На следующий день надзиратель послал Зию произвести уборку в тюремной конторе. Вернулся Зия с ворохом новостей. Оказывается, «кочак урус» был арестован на борту парохода, который пришел из Марселя. При нем находился чемодан с драгоценностями, а также «чок гюзель кыз»[25], чья красота не уступит лучшему в мире брильянту.

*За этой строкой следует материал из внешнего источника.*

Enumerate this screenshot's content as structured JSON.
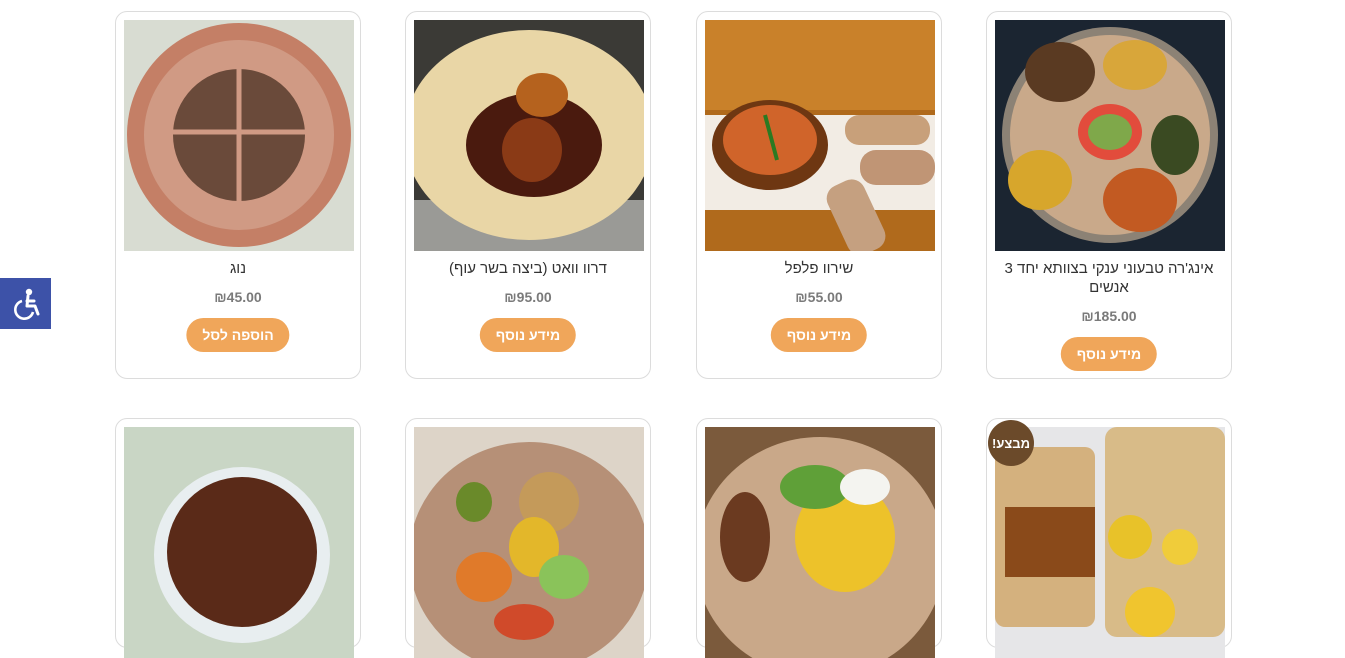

Получив столь исчерпывающие сведения, камера единогласно решила, что «кочак урус» не кто иной, как главарь международной гангстерской шайки. Открытие потрясло всех, а Кыро повергло в отчаяние — на кого он посягнул, на кого осмелился поднять руку! Только счастливая звезда спасла его от карающей руки аллаха. Весть о столь замечательном узнике, подобного которому эта паршивая тюрьма еще не видела в своих стенах за все триста лет своего существования, распространилась по другим камерам. Во время прогулок Михаил чувствовал на себе десятки восхищенных глаз. Дворик был тесный, солнце сюда проникало только в полдень и освещало один угол. Дни стояли холодные, и место под солнцем было предоставлено в единоличное распоряжение «уруса». Когда же Михаил уступил теплый угол бедолаге в набедренной повязке и папахе, по толпе заключенных прокатился гул изумления и восторга, а сам голый индивидуум, казалось, готов был пасть ниц перед великодушным «кочак урусом».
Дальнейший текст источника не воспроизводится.